I was told that most of the work on defining these settings is done by Intel engineers by hand – and I guess that much of them is taken from the existing Intel gameplay setup service. However, with 3 generations of iGPUs that are supported and more coming, the use of automation is also increasing. As for the quality of Intel's suggestions, I did not have enough time with the Graphics Command Center to get the feeling for them, although Intel makes it very easy to cancel it if necessary.
Beyond the game settings, the Image Center command also supports all other common features you expect to find in the graphics control panel. There are settings on the monitor display such as resolution and refresh rate as well as monitor layout. There is also a set of video quality settings for adjusting color correction, deinterlacing, movie detection, and more. Unlike graphical settings, there are demonstration / explanation features to show in real-time what the different settings make, and of course there are info panels for current software and hardware, supported functions, and so on. This latter part is undoubtedly far from innovative, but if it is a basic function, then it must be present independently.

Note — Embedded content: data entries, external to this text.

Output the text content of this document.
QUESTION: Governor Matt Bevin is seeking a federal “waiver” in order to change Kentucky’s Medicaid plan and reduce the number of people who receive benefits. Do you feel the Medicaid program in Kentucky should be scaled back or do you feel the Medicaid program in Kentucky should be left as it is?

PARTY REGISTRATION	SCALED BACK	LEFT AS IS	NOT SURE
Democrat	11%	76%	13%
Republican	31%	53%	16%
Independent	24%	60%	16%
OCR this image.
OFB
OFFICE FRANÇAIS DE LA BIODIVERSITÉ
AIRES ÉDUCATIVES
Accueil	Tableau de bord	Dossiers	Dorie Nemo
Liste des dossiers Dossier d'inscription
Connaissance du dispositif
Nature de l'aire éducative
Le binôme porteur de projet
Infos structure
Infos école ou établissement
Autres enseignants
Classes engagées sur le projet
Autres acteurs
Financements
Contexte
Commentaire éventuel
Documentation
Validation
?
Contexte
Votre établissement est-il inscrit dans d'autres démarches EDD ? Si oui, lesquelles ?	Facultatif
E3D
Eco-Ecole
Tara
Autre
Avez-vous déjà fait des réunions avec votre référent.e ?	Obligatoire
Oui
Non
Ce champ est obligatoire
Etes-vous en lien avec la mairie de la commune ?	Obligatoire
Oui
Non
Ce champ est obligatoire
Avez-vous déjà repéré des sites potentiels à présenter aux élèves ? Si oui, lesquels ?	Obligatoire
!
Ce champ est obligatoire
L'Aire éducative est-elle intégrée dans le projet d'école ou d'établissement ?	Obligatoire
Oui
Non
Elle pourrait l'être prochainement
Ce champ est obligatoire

Passing the current functionality, it is clear that Intel does not believe they have finished developing their new graphics control panel. In addition to adding more gaming support, both single discovery and single click optimization, there are several other features that other GPU vendors regularly support, such as gaming. Performance monitoring and streaming of games. That's why I would be surprised if Intel did not eventually go to parity here.
But eventually starting their Graphics Command Center is more than simply improving the present; it is about laying the foundations for the future. The company is preparing to launch its Gen11 iGPU architecture this year, and all the signs indicate that the most common graphics processor configurations are much more powerful than the Skylake-era GT2 configurations. Next year, of course, will be the introduction of the first Intel discrete graphics processors Xe. Intel has big ambitions here, and in order to compete with NVIDIA and AMD, they have to coincide with their software ecosystems, not just compare them to the hardware front. So their last control panel is an important step forward in creating this ecosystem.
At the moment, however, Intel just wants to smooth out its new control panel. As part of their Odyssey community feedback / evangelism program, Intel has taken on the "early access" aspect of this edition and courtesy of user feedback on the application. And even though I suspect that Intel already knows exactly what they want to do and work on, it certainly will not bother feedback on this long road to Xe.